À la lecture de quelques postes on constate des velléités de bushcrafter dans le luxe, notamment à propos du bivouac : tels croient indispensables le hamac, plus l'oreiller et maman, ou l'accorte voisine, qui vient les border en leur chantant une berceuse avant de leur faire un gros bisou sur le front, voire plus selon la personne.

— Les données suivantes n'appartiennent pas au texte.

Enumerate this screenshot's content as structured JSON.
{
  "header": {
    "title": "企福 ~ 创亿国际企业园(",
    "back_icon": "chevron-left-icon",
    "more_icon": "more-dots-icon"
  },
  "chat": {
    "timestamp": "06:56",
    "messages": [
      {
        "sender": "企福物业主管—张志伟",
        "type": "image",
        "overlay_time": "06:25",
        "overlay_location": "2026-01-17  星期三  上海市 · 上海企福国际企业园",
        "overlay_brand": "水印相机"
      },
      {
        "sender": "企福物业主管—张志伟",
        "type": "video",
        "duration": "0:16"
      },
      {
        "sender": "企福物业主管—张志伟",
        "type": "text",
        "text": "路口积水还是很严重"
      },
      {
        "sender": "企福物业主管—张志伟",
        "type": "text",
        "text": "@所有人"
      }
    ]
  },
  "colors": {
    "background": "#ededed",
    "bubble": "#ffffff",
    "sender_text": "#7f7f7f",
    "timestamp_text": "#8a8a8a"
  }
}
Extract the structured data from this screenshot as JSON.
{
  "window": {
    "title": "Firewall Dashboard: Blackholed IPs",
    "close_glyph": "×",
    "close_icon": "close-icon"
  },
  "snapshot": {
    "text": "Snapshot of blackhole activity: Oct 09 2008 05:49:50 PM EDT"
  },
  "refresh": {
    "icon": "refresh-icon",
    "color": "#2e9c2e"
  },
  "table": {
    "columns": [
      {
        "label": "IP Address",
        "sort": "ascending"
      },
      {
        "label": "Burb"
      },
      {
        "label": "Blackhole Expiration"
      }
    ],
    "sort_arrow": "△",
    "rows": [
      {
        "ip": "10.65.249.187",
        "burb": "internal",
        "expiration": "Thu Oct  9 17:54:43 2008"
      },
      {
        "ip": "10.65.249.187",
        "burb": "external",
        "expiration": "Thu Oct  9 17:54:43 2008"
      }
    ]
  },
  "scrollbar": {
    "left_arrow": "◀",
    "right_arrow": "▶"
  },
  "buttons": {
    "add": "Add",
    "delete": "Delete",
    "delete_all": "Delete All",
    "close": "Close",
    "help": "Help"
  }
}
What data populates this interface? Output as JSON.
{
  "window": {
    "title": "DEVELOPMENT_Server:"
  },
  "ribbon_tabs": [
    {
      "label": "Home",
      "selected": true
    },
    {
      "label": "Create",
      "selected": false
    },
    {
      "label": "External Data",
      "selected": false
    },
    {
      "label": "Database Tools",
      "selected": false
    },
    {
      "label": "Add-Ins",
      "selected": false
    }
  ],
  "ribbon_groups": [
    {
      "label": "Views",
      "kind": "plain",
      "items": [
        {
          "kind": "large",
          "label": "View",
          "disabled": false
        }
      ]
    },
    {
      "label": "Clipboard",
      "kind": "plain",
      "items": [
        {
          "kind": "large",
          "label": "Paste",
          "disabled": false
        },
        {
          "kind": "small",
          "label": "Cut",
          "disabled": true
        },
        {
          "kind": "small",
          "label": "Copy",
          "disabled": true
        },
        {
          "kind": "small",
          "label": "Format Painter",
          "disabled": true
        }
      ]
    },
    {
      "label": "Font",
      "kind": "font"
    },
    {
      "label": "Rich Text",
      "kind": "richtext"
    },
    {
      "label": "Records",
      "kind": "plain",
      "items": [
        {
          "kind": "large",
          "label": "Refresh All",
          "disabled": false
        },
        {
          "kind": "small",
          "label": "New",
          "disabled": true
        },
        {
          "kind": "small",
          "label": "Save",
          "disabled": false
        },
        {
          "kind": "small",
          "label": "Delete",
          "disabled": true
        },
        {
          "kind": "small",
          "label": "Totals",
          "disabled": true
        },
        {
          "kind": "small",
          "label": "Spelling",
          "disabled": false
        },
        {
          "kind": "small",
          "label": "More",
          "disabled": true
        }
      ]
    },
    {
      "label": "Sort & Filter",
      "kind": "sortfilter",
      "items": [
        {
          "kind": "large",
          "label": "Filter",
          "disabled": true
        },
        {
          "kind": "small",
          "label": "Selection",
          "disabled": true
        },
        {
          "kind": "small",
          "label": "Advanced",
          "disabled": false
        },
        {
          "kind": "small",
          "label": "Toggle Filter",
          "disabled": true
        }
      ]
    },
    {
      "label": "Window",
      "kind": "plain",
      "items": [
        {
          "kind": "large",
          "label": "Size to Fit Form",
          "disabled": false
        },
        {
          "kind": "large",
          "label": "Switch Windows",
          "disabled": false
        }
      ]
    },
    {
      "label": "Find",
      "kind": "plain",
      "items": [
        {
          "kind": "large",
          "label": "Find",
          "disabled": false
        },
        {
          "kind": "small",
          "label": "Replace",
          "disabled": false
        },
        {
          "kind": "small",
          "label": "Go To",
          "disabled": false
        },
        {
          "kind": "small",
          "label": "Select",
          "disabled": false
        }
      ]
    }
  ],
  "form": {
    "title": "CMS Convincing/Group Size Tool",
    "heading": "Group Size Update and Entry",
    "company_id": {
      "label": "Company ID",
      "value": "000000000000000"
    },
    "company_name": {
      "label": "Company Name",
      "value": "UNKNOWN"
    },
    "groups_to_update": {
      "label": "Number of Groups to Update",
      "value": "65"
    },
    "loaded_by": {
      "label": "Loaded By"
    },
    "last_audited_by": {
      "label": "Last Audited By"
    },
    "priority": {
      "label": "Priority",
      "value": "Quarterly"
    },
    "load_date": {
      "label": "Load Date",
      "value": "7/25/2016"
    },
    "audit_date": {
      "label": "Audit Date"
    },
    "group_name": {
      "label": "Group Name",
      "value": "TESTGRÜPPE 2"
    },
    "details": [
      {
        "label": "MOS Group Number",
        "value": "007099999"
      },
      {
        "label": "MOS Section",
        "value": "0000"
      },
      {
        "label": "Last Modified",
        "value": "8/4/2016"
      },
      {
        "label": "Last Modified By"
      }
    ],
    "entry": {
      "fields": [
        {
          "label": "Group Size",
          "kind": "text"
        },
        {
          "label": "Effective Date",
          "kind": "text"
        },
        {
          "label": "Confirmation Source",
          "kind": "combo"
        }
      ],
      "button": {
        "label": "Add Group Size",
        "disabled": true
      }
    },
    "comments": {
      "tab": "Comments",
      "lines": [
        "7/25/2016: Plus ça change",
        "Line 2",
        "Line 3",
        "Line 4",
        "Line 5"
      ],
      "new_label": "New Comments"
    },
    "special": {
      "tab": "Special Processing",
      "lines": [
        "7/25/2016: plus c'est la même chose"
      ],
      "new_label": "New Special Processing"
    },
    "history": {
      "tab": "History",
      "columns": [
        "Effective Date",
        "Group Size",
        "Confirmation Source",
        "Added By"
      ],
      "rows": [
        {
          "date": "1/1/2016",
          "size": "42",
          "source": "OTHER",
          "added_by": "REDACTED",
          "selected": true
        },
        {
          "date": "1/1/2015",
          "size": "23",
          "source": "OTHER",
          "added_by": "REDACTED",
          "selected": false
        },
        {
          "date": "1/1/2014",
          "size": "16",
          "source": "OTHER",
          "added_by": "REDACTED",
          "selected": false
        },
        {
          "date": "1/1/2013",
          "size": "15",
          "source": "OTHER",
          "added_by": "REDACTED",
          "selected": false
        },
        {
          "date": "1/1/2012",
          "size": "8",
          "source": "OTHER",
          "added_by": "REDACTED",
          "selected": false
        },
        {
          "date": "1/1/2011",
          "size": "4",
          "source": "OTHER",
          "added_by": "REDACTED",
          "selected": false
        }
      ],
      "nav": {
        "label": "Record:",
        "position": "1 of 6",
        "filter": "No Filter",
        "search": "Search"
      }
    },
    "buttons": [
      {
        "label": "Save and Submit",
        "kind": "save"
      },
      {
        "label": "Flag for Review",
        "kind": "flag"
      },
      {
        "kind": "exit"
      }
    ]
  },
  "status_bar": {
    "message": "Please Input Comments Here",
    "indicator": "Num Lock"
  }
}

Le reste du matériel est à l'avenant, ils ne jurent que par les marques prestigieuses alors que, la plupart du temps, ils savent à peine les utiliser. Le bushcraft par définition se veut rustique, surtout que pour la grande majorité, c''est en général un exutoire à leurs frustrations de citadins embourgeoisés ; un loisir occasionnel à la portée de tous sans se ruiner. Seulement voilà, on se crée une image onirique de ce que d'autres vraiment expérimentés veulent bien montrer, c'est-à-dire l'appartement témoin en oubliant de préciser que les lieux d'aisances sont au fond de la cour. Alors on veut la même chose tout de suite, souvent dans la surenchère, pourtant ça ne confère l'art à personne. Après 5, 10, 20 ans, d'avantage encore, de pratique, peu ou prou, de cette activité, il est normal d'être équipé de matériel performant acquis au fil du temps et des besoin réels ; ce qui ne veut pas dire que c'est le dernier cri de la technique et de la technologie. Toutefois, de ce que chacun vit, rien n'est définitif.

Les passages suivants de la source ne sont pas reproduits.